As of the date when Vietnam was an early opening market for foreign investment under the reform policy (in 1986) up to 2005 when Vietnam was preparing for WTO accession, laws of Vietnam required that foreign investors who invested in Vietnam market had to engage a joint venture agreement with a Vietnamese partner. With that policy, the Government of Vietnam was looking forward to promoting and improving local resources via doing business with foreign investors who own advanced technology and are well-experienced and well-established in market entrance, production and supply chain management. However, this policy also created various difficulties in how to adapt and bridge the gaps between Vietnamese investors and foreign investors in terms of corporate governance, management and culture. The facts showed that most of the joint ventures in Vietnam were facing with internal disputes between the local and foreign parties.
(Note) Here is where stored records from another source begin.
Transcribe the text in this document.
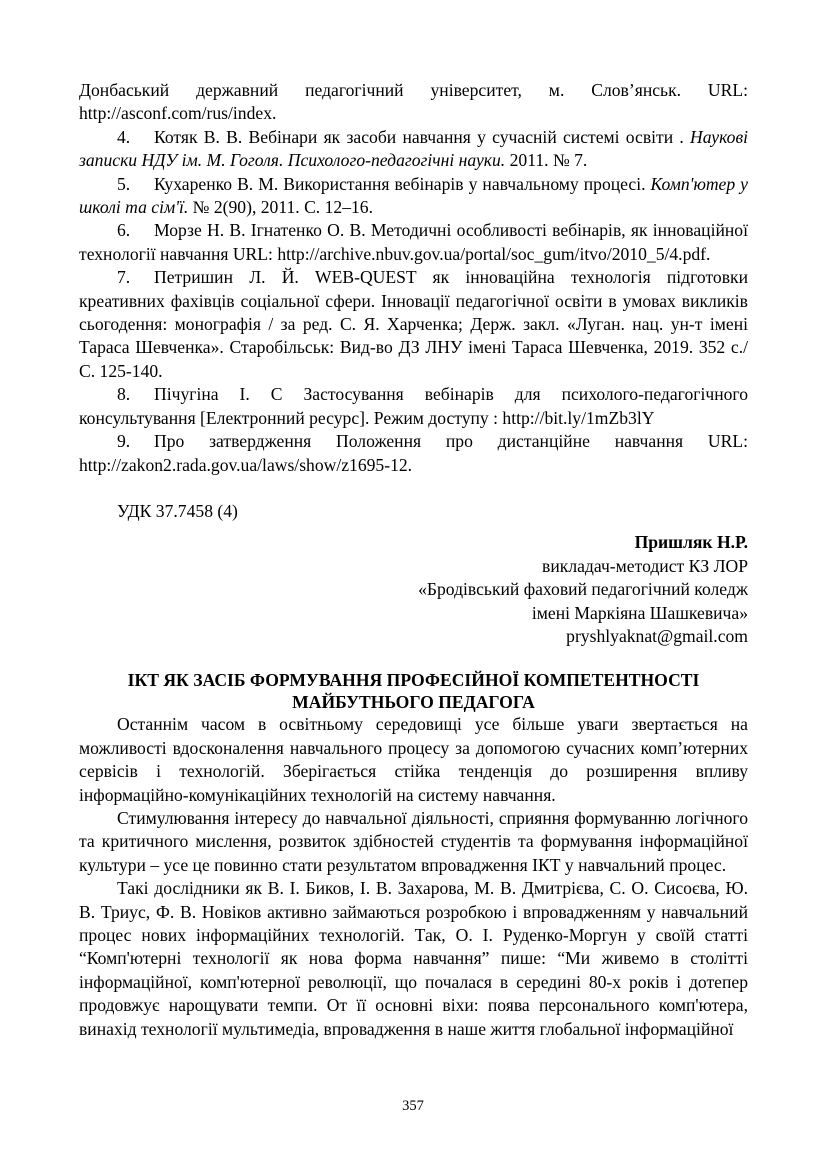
Донбаський державний педагогічний університет, м. Слов’янськ. URL: http://asconf.com/rus/index.
4. Котяк В. В. Вебінари як засоби навчання у сучасній системі освіти . Наукові записки НДУ ім. М. Гоголя. Психолого-педагогічні науки. 2011. № 7.
5. Кухаренко В. М. Використання вебінарів у навчальному процесі. Комп'ютер у школі та сім'ї. № 2(90), 2011. С. 12–16.
6. Морзе Н. В. Ігнатенко О. В. Методичні особливості вебінарів, як інноваційної технології навчання URL: http://archive.nbuv.gov.ua/portal/soc_gum/itvo/2010_5/4.pdf.
7. Петришин Л. Й. WEB-QUEST як інноваційна технологія підготовки креативних фахівців соціальної сфери. Інновації педагогічної освіти в умовах викликів сьогодення: монографія / за ред. С. Я. Харченка; Держ. закл. «Луган. нац. ун-т імені Тараса Шевченка». Старобільськ: Вид-во ДЗ ЛНУ імені Тараса Шевченка, 2019. 352 с./ С. 125-140.
8. Пічугіна І. С Застосування вебінарів для психолого-педагогічного консультування [Електронний ресурс]. Режим доступу : http://bit.ly/1mZb3lY
9. Про затвердження Положення про дистанційне навчання URL: http://zakon2.rada.gov.ua/laws/show/z1695-12.
УДК 37.7458 (4)
Пришляк Н.Р.
викладач-методист КЗ ЛОР
«Бродівський фаховий педагогічний коледж
імені Маркіяна Шашкевича»
pryshlyaknat@gmail.com
ІКТ ЯК ЗАСІБ ФОРМУВАННЯ ПРОФЕСІЙНОЇ КОМПЕТЕНТНОСТІ
МАЙБУТНЬОГО ПЕДАГОГА
Останнім часом в освітньому середовищі усе більше уваги звертається на можливості вдосконалення навчального процесу за допомогою сучасних комп’ютерних сервісів і технологій. Зберігається стійка тенденція до розширення впливу інформаційно-комунікаційних технологій на систему навчання.
Стимулювання інтересу до навчальної діяльності, сприяння формуванню логічного та критичного мислення, розвиток здібностей студентів та формування інформаційної культури – усе це повинно стати результатом впровадження ІКТ у навчальний процес.
Такі дослідники як В. І. Биков, І. В. Захарова, М. В. Дмитрієва, С. О. Сисоєва, Ю. В. Триус, Ф. В. Новіков активно займаються розробкою і впровадженням у навчальний процес нових інформаційних технологій. Так, О. І. Руденко-Моргун у своїй статті “Комп'ютерні технології як нова форма навчання” пише: “Ми живемо в столітті інформаційної, комп'ютерної революції, що почалася в середині 80-х років і дотепер продовжує нарощувати темпи. От її основні віхи: поява персонального комп'ютера, винахід технології мультимедіа, впровадження в наше життя глобальної інформаційної
357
As one of stepping-up in Vietnam’s WTO accession program, in 2005, Vietnam introduced the Law on Investment which was effective as of July 1st 2006. This new law removed the join-venture requirement for investing in electronics and allowed foreign investors to hold 100% ownership of an electronic company in Vietnam. Meanwhile, the operational duration of the JVC between the Japanese Producer and the Vietnamese Partner was about to expire around 2006.  

Because of that, ATIM LAW FIRM advised the Japanese Producer to stick to a choice of either termination of the JVC or shares acquisition of the Vietnamese Partner and turn the JVC into a 100% foreign-owned enterprise (“FOE”). To go with these procedures, one of the most important things we emphasized to draw Client’s attention was how to maintain the operation without interruption and with the least impact on the company during these processes. Accordingly, we proposed a program to support Client to keep the processes smoothly and minimize the impact on the company's operation.

SERVICES AND RESULTS:

ATIM LAW FIRM successfully supported the Client to move the transition with the following acts:

  • negotiated with the Vietnamese Partner to acquire the shares in the JVC at the net book value;
  • converted the JVC into the FOE and extended the investment term;
  • liquidated the redundant employees without any legal impact;
  • renewed the land lease contract to maintain factory operation;
  • renovated all supply chain contracts;
  • updated all IP rights for the new company.